The Governance of Labor Market Politics through Street Level Organizations –

Sunday, June 26, 2016: 10:45 AM-12:15 PM
88 Dwinelle (Dwinelle Hall)
Peter Kupka, Institute for Employment Research, Nuremberg, Germany
Christopher Osiander, Institute for Employment Research (IAB), Nuernberg, Germany
In 2005, Germany established a new welfare-to-work system that is based on politics of activation using an approach aptly described as “carrots and sticks”. The regulation regime codified in Social Code II (Basic Income for Job Seekers) applies to a heterogeneous clientele which includes all job seekers who are able to work at least three hours a day and who are not eligible to benefits of the labor market insurance. Benefits are tax-based and means-tested; job seekers are required to search for a job intensely and accept almost every job offer.

In evaluating this system, much emphasis has been put on the effectiveness of programs such as wage subsidies, training measures and subsidized work schemes. However, the role of regulation and governance in providing labor market services has rarely been analyzed: What you see on the level of policies and labor market programs may not be what you get on the street-level of service provision.

The role of street-level service delivery has thus gained increasing attention in German labor market research. Following the ideas of street-level bureaucracy (Lipsky) and street-level organizations (Brodkin), we will describe organizational and occupational contexts of delivering labor market policies.
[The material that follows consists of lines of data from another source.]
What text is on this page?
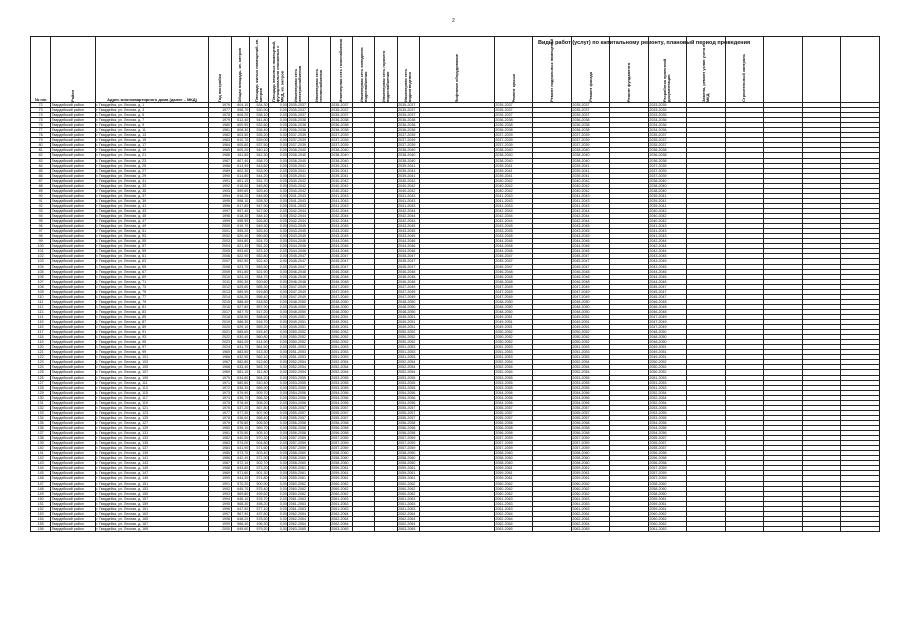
2
Виды работ (услуг) по капитальному ремонту, плановый период проведения
№ п/п	Район	Адрес многоквартирного дома (далее – МКД)	Год постройки	Общая площадь, кв. метров	Площадь жилых помещений, кв. метров	Площадь нежилых помещений, функционально связанных с МКД, кв. метров	Инженерная сеть электроснабжения	Инженерная сеть теплоснабжения	Инженерная сеть газоснабжения	Инженерная сеть холодного водоснабжения	Инженерная сеть горячего водоснабжения	Инженерная сеть водоотведения	Лифтовое оборудование	Ремонт крыши	Ремонт подвальных помещений	Ремонт фасада	Ремонт фундамента	Разработка проектной документации	Замена, ремонт узлов учета в МКД	Строительный контроль			

72	Гвардейский район	г. Гвардейск, ул. Лесная, д. 1	1976	604,10	534,30	0,00	2035-2037		2035-2037			2035-2037		2035-2037		2035-2037		2033-2035					
73	Гвардейский район	г. Гвардейск, ул. Лесная, д. 3	1977	598,70	530,90	0,00	2035-2037		2035-2037			2035-2037		2035-2037		2035-2037		2033-2035					
74	Гвардейский район	г. Гвардейск, ул. Лесная, д. 5	1978	606,20	538,10	0,00	2035-2037		2035-2037			2035-2037		2035-2037		2035-2037		2033-2035					
75	Гвардейский район	г. Гвардейск, ул. Лесная, д. 7	1979	612,40	541,80	0,00	2036-2038		2036-2038			2036-2038		2036-2038		2036-2038		2034-2036					
76	Гвардейский район	г. Гвардейск, ул. Лесная, д. 9	1980	600,90	532,60	0,00	2036-2038		2036-2038			2036-2038		2036-2038		2036-2038		2034-2036					
77	Гвардейский район	г. Гвардейск, ул. Лесная, д. 11	1981	608,30	536,40	0,00	2036-2038		2036-2038			2036-2038		2036-2038		2036-2038		2034-2036					
78	Гвардейский район	г. Гвардейск, ул. Лесная, д. 13	1982	603,50	535,20	0,00	2037-2039		2037-2039			2037-2039		2037-2039		2037-2039		2035-2037					
79	Гвардейский район	г. Гвардейск, ул. Лесная, д. 15	1983	610,70	539,00	0,00	2037-2039		2037-2039			2037-2039		2037-2039		2037-2039		2035-2037					
80	Гвардейский район	г. Гвардейск, ул. Лесная, д. 17	1984	605,80	537,50	0,00	2037-2039		2037-2039			2037-2039		2037-2039		2037-2039		2035-2037					
81	Гвардейский район	г. Гвардейск, ул. Лесная, д. 19	1985	609,20	540,10	0,00	2038-2040		2038-2040			2038-2040		2038-2040		2038-2040		2036-2038					
82	Гвардейский район	г. Гвардейск, ул. Лесная, д. 21	1986	611,60	542,30	0,00	2038-2040		2038-2040			2038-2040		2038-2040		2038-2040		2036-2038					
83	Гвардейский район	г. Гвардейск, ул. Лесная, д. 23	1987	607,40	538,70	0,00	2038-2040		2038-2040			2038-2040		2038-2040		2038-2040		2036-2038					
84	Гвардейский район	г. Гвардейск, ул. Лесная, д. 25	1988	613,90	543,60	0,00	2039-2041		2039-2041			2039-2041		2039-2041		2039-2041		2037-2039					
85	Гвардейский район	г. Гвардейск, ул. Лесная, д. 27	1989	602,30	533,90	0,00	2039-2041		2039-2041			2039-2041		2039-2041		2039-2041		2037-2039					
86	Гвардейский район	г. Гвардейск, ул. Лесная, д. 29	1990	614,80	544,20	0,00	2039-2041		2039-2041			2039-2041		2039-2041		2039-2041		2037-2039					
87	Гвардейский район	г. Гвардейск, ул. Лесная, д. 31	1991	601,10	531,70	0,00	2040-2042		2040-2042			2040-2042		2040-2042		2040-2042		2038-2040					
88	Гвардейский район	г. Гвардейск, ул. Лесная, д. 33	1992	615,50	545,80	0,00	2040-2042		2040-2042			2040-2042		2040-2042		2040-2042		2038-2040					
89	Гвардейский район	г. Гвардейск, ул. Лесная, д. 35	1993	599,60	529,40	0,00	2040-2042		2040-2042			2040-2042		2040-2042		2040-2042		2038-2040					
90	Гвардейский район	г. Гвардейск, ул. Лесная, д. 37	1994	616,20	546,50	0,00	2041-2043		2041-2043			2041-2043		2041-2043		2041-2043		2039-2041					
91	Гвардейский район	г. Гвардейск, ул. Лесная, д. 39	1995	598,10	528,30	0,00	2041-2043		2041-2043			2041-2043		2041-2043		2041-2043		2039-2041					
92	Гвардейский район	г. Гвардейск, ул. Лесная, д. 41	1996	617,80	547,90	0,00	2041-2043		2041-2043			2041-2043		2041-2043		2041-2043		2039-2041					
93	Гвардейский район	г. Гвардейск, ул. Лесная, д. 43	1997	597,40	527,60	0,00	2042-2044		2042-2044			2042-2044		2042-2044		2042-2044		2040-2042					
94	Гвардейский район	г. Гвардейск, ул. Лесная, д. 45	1998	618,30	548,10	0,00	2042-2044		2042-2044			2042-2044		2042-2044		2042-2044		2040-2042					
95	Гвардейский район	г. Гвардейск, ул. Лесная, д. 47	1999	596,90	526,80	0,00	2042-2044		2042-2044			2042-2044		2042-2044		2042-2044		2040-2042					
96	Гвардейский район	г. Гвардейск, ул. Лесная, д. 49	2000	619,70	549,30	0,00	2043-2045		2043-2045			2043-2045		2043-2045		2043-2045		2041-2043					
97	Гвардейский район	г. Гвардейск, ул. Лесная, д. 51	2001	595,20	525,40	0,00	2043-2045		2043-2045			2043-2045		2043-2045		2043-2045		2041-2043					
98	Гвардейский район	г. Гвардейск, ул. Лесная, д. 53	2002	620,40	550,60	0,00	2043-2045		2043-2045			2043-2045		2043-2045		2043-2045		2041-2043					
99	Гвардейский район	г. Гвардейск, ул. Лесная, д. 55	2003	594,80	524,70	0,00	2044-2046		2044-2046			2044-2046		2044-2046		2044-2046		2042-2044					
100	Гвардейский район	г. Гвардейск, ул. Лесная, д. 57	2004	621,30	551,20	0,00	2044-2046		2044-2046			2044-2046		2044-2046		2044-2046		2042-2044					
101	Гвардейский район	г. Гвардейск, ул. Лесная, д. 59	2005	593,60	523,10	0,00	2044-2046		2044-2046			2044-2046		2044-2046		2044-2046		2042-2044					
102	Гвардейский район	г. Гвардейск, ул. Лесная, д. 61	2006	622,90	552,80	0,00	2045-2047		2045-2047			2045-2047		2045-2047		2045-2047		2043-2045					
103	Гвардейский район	г. Гвардейск, ул. Лесная, д. 63	2007	592,50	522,40	0,00	2045-2047		2045-2047			2045-2047		2045-2047		2045-2047		2043-2045					
104	Гвардейский район	г. Гвардейск, ул. Лесная, д. 65	2008	623,70	553,50	0,00	2045-2047		2045-2047			2045-2047		2045-2047		2045-2047		2043-2045					
105	Гвардейский район	г. Гвардейск, ул. Лесная, д. 67	2009	591,80	521,90	0,00	2046-2048		2046-2048			2046-2048		2046-2048		2046-2048		2044-2046					
106	Гвардейский район	г. Гвардейск, ул. Лесная, д. 69	2010	624,10	554,70	0,00	2046-2048		2046-2048			2046-2048		2046-2048		2046-2048		2044-2046					
107	Гвардейский район	г. Гвардейск, ул. Лесная, д. 71	2011	590,30	520,60	0,00	2046-2048		2046-2048			2046-2048		2046-2048		2046-2048		2044-2046					
108	Гвардейский район	г. Гвардейск, ул. Лесная, д. 73	2012	625,60	555,30	0,00	2047-2049		2047-2049			2047-2049		2047-2049		2047-2049		2045-2047					
109	Гвардейский район	г. Гвардейск, ул. Лесная, д. 75	2013	589,90	519,80	0,00	2047-2049		2047-2049			2047-2049		2047-2049		2047-2049		2045-2047					
110	Гвардейский район	г. Гвардейск, ул. Лесная, д. 77	2014	626,20	556,40	0,00	2047-2049		2047-2049			2047-2049		2047-2049		2047-2049		2045-2047					
111	Гвардейский район	г. Гвардейск, ул. Лесная, д. 79	2015	588,40	518,50	0,00	2048-2050		2048-2050			2048-2050		2048-2050		2048-2050		2046-2048					
112	Гвардейский район	г. Гвардейск, ул. Лесная, д. 81	2016	627,80	557,90	0,00	2048-2050		2048-2050			2048-2050		2048-2050		2048-2050		2046-2048					
113	Гвардейский район	г. Гвардейск, ул. Лесная, д. 83	2017	587,70	517,20	0,00	2048-2050		2048-2050			2048-2050		2048-2050		2048-2050		2046-2048					
114	Гвардейский район	г. Гвардейск, ул. Лесная, д. 85	2018	628,50	558,60	0,00	2049-2051		2049-2051			2049-2051		2049-2051		2049-2051		2047-2049					
115	Гвардейский район	г. Гвардейск, ул. Лесная, д. 87	2019	586,30	516,70	0,00	2049-2051		2049-2051			2049-2051		2049-2051		2049-2051		2047-2049					
116	Гвардейский район	г. Гвардейск, ул. Лесная, д. 89	2020	629,10	559,20	0,00	2049-2051		2049-2051			2049-2051		2049-2051		2049-2051		2047-2049					
117	Гвардейский район	г. Гвардейск, ул. Лесная, д. 91	2021	585,60	515,40	0,00	2050-2052		2050-2052			2050-2052		2050-2052		2050-2052		2048-2050					
118	Гвардейский район	г. Гвардейск, ул. Лесная, д. 93	2022	630,40	560,80	0,00	2050-2052		2050-2052			2050-2052		2050-2052		2050-2052		2048-2050					
119	Гвардейский район	г. Гвардейск, ул. Лесная, д. 95	2023	584,20	514,90	0,00	2050-2052		2050-2052			2050-2052		2050-2052		2050-2052		2048-2050					
120	Гвардейский район	г. Гвардейск, ул. Лесная, д. 97	2024	631,70	561,50	0,00	2051-2053		2051-2053			2051-2053		2051-2053		2051-2053		2049-2051					
121	Гвардейский район	г. Гвардейск, ул. Лесная, д. 99	1965	583,50	513,30	0,00	2051-2053		2051-2053			2051-2053		2051-2053		2051-2053		2049-2051					
122	Гвардейский район	г. Гвардейск, ул. Лесная, д. 101	1966	632,90	562,10	0,00	2051-2053		2051-2053			2051-2053		2051-2053		2051-2053		2049-2051					
123	Гвардейский район	г. Гвардейск, ул. Лесная, д. 103	1967	582,80	512,60	0,00	2052-2054		2052-2054			2052-2054		2052-2054		2052-2054		2050-2052					
124	Гвардейский район	г. Гвардейск, ул. Лесная, д. 105	1968	633,40	563,70	0,00	2052-2054		2052-2054			2052-2054		2052-2054		2052-2054		2050-2052					
125	Гвардейский район	г. Гвардейск, ул. Лесная, д. 107	1969	581,10	511,80	0,00	2052-2054		2052-2054			2052-2054		2052-2054		2052-2054		2050-2052					
126	Гвардейский район	г. Гвардейск, ул. Лесная, д. 109	1970	634,80	564,20	0,00	2053-2055		2053-2055			2053-2055		2053-2055		2053-2055		2051-2053					
127	Гвардейский район	г. Гвардейск, ул. Лесная, д. 111	1971	580,60	510,40	0,00	2053-2055		2053-2055			2053-2055		2053-2055		2053-2055		2051-2053					
128	Гвардейский район	г. Гвардейск, ул. Лесная, д. 113	1972	635,30	565,90	0,00	2053-2055		2053-2055			2053-2055		2053-2055		2053-2055		2051-2053					
129	Гвардейский район	г. Гвардейск, ул. Лесная, д. 115	1973	579,90	509,70	0,00	2054-2056		2054-2056			2054-2056		2054-2056		2054-2056		2052-2054					
130	Гвардейский район	г. Гвардейск, ул. Лесная, д. 117	1974	636,70	566,30	0,00	2054-2056		2054-2056			2054-2056		2054-2056		2054-2056		2052-2054					
131	Гвардейский район	г. Гвардейск, ул. Лесная, д. 119	1975	578,40	508,20	0,00	2054-2056		2054-2056			2054-2056		2054-2056		2054-2056		2052-2054					
132	Гвардейский район	г. Гвардейск, ул. Лесная, д. 121	1976	637,20	567,80	0,00	2055-2057		2055-2057			2055-2057		2055-2057		2055-2057		2053-2055					
133	Гвардейский район	г. Гвардейск, ул. Лесная, д. 123	1977	577,30	507,90	0,00	2055-2057		2055-2057			2055-2057		2055-2057		2055-2057		2053-2055					
134	Гвардейский район	г. Гвардейск, ул. Лесная, д. 125	1978	638,60	568,40	0,00	2055-2057		2055-2057			2055-2057		2055-2057		2055-2057		2053-2055					
135	Гвардейский район	г. Гвардейск, ул. Лесная, д. 127	1979	576,80	506,50	0,00	2056-2058		2056-2058			2056-2058		2056-2058		2056-2058		2054-2056					
136	Гвардейский район	г. Гвардейск, ул. Лесная, д. 129	1980	639,10	569,70	0,00	2056-2058		2056-2058			2056-2058		2056-2058		2056-2058		2054-2056					
137	Гвардейский район	г. Гвардейск, ул. Лесная, д. 131	1981	575,50	505,10	0,00	2056-2058		2056-2058			2056-2058		2056-2058		2056-2058		2054-2056					
138	Гвардейский район	г. Гвардейск, ул. Лесная, д. 133	1982	640,50	570,30	0,00	2057-2059		2057-2059			2057-2059		2057-2059		2057-2059		2055-2057					
139	Гвардейский район	г. Гвардейск, ул. Лесная, д. 135	1983	574,20	504,80	0,00	2057-2059		2057-2059			2057-2059		2057-2059		2057-2059		2055-2057					
140	Гвардейский район	г. Гвардейск, ул. Лесная, д. 137	1984	641,90	571,60	0,00	2057-2059		2057-2059			2057-2059		2057-2059		2057-2059		2055-2057					
141	Гвардейский район	г. Гвардейск, ул. Лесная, д. 139	1985	573,70	503,40	0,00	2058-2060		2058-2060			2058-2060		2058-2060		2058-2060		2056-2058					
142	Гвардейский район	г. Гвардейск, ул. Лесная, д. 141	1986	642,40	572,90	0,00	2058-2060		2058-2060			2058-2060		2058-2060		2058-2060		2056-2058					
143	Гвардейский район	г. Гвардейск, ул. Лесная, д. 143	1987	572,10	502,70	0,00	2058-2060		2058-2060			2058-2060		2058-2060		2058-2060		2056-2058					
144	Гвардейский район	г. Гвардейск, ул. Лесная, д. 145	1988	643,80	573,20	0,00	2059-2061		2059-2061			2059-2061		2059-2061		2059-2061		2057-2059					
145	Гвардейский район	г. Гвардейск, ул. Лесная, д. 147	1989	571,60	501,30	0,00	2059-2061		2059-2061			2059-2061		2059-2061		2059-2061		2057-2059					
146	Гвардейский район	г. Гвардейск, ул. Лесная, д. 149	1990	644,30	574,80	0,00	2059-2061		2059-2061			2059-2061		2059-2061		2059-2061		2057-2059					
147	Гвардейский район	г. Гвардейск, ул. Лесная, д. 151	1991	570,20	500,90	0,00	2060-2062		2060-2062			2060-2062		2060-2062		2060-2062		2058-2060					
148	Гвардейский район	г. Гвардейск, ул. Лесная, д. 153	1992	645,70	575,40	0,00	2060-2062		2060-2062			2060-2062		2060-2062		2060-2062		2058-2060					
149	Гвардейский район	г. Гвардейск, ул. Лесная, д. 155	1993	569,80	499,60	0,00	2060-2062		2060-2062			2060-2062		2060-2062		2060-2062		2058-2060					
150	Гвардейский район	г. Гвардейск, ул. Лесная, д. 157	1994	646,10	576,70	0,00	2061-2063		2061-2063			2061-2063		2061-2063		2061-2063		2059-2061					
151	Гвардейский район	г. Гвардейск, ул. Лесная, д. 159	1995	568,30	498,20	0,00	2061-2063		2061-2063			2061-2063		2061-2063		2061-2063		2059-2061					
152	Гвардейский район	г. Гвардейск, ул. Лесная, д. 161	1996	647,50	577,10	0,00	2061-2063		2061-2063			2061-2063		2061-2063		2061-2063		2059-2061					
153	Гвардейский район	г. Гвардейск, ул. Лесная, д. 163	1997	567,90	497,80	0,00	2062-2064		2062-2064			2062-2064		2062-2064		2062-2064		2060-2062					
154	Гвардейский район	г. Гвардейск, ул. Лесная, д. 165	1998	648,20	578,50	0,00	2062-2064		2062-2064			2062-2064		2062-2064		2062-2064		2060-2062					
155	Гвардейский район	г. Гвардейск, ул. Лесная, д. 167	1999	566,40	496,30	0,00	2062-2064		2062-2064			2062-2064		2062-2064		2062-2064		2060-2062					
156	Гвардейский район	г. Гвардейск, ул. Лесная, д. 169	2000	649,60	579,20	0,00	2063-2065		2063-2065			2063-2065		2063-2065		2063-2065		2061-2063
The street-level organizations within the welfare-to-work regime are Jobcenters. Three quarters of them are joint ventures of municipalities and the local labor agency. Occupational aspects of the case workers discussed here are their occupational identities and attitudes towards clients which affect the way they treat them.

In analyzing the front-line work of case workers within the regulation regime of the basic income for job seekers, we will focus on quality and intensity of service provision, in particular processes of counselling and job placement. The results show that the complexity and severity of problems clients of local Jobcenters carry with them often overstrain case workers’ skills and capacity to solve problems. We will then turn to the role of so-called integration agreements (target agreements between Jobcenters and job seekers) which were meant to strengthen clients’ role and promote interaction on eye-level between clients and case workers. Instead, they turned out to be bureaucratic instruments, fostering monitoring rather than participation. Furthermore, the role of sanctions and the attitudes of case workers towards them are addressed. Sanctions enhance the Janus-headed role of case workers, may undermine a trustful work relation and have severe side effects that contradict their intended function to assure clients’ compliance with the rules.

The German case shows, that despite high density of regulations, the role of street-level staff in the governance of labor market policy should not be underestimated and may ultimately alter the policy itself. Even though they are integrated in a regime that includes aspects of policy, organization and occupation, case workers have individual discretion by choosing the topics they address, by deciding about using more client oriented or more institution oriented approaches and even by bending the rules when institutional requirements appear too harsh.